This past week, instead of ruminating on my New Year's resolution options, (to be more patient), I thought about modern conventions I was thankful for. Day after day, the same lightening bolt hit me: modern plumbing. Not the Bisazza tile-lined sleek modern bathrooms of design porn, just the wonderful ease of a working toilet and hot shower. I don't know why this seemed to trump open heart surgery or Google, but it seemed like a huge quality of life issue I needed to be thankful for, and happy that the days of my gramma's out house are long gone.
Monday, resolution in head, I ran to the Museum of Modern Art to catch the raved about Seurat show before it closed. While everyone I know found it to be jaw droppingly beautiful, instead I fell in love with an unlikely contender; Lucian Freud's etchings. Not a huge fan of Freud's prickly paintings, or etchings in general, I wasn't supposed to love this show.

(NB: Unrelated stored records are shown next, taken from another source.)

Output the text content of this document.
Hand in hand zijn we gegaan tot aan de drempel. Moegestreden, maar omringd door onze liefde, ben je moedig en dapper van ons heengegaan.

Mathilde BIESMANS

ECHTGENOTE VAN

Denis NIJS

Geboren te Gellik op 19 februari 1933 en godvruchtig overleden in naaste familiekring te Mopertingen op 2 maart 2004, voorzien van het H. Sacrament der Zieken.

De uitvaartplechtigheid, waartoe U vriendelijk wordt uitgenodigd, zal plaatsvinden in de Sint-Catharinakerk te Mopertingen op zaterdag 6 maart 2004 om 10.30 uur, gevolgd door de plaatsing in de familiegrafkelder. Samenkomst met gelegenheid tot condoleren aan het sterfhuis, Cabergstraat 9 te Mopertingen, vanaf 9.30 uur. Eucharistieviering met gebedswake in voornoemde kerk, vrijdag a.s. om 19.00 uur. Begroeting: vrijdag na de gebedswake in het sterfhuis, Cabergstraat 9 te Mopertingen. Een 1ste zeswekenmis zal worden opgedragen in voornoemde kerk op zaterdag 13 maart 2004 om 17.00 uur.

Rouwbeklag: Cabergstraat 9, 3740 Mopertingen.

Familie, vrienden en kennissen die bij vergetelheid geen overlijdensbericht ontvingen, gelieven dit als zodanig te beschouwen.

The exhibit includes early paintings, perhaps as a reference point to the starkness the etchings conjure, that are fantastically odd. Very cold and other worldly, especially when compared to his thickly painted, more contemporary work, Girl with Leaves, is fabulous. The icy black and white etchings, enlivened by Freud's scratches and sputters, talk more about post World War II malaise than many realist painters of his era. Francis Bacon is my fave Brit painter of this mid 20th century period. I adore the way he works the canvas vs. reality conflict into a fever through color and composition. Freud is not going into any of those dark corners here, but the space between the etching lines whispers more than his tubes of paint usually can.
Wow, I had the exact same reaction when I went to a Lucian Freud exhibit about 15 years ago! He paints very fat people with true panache.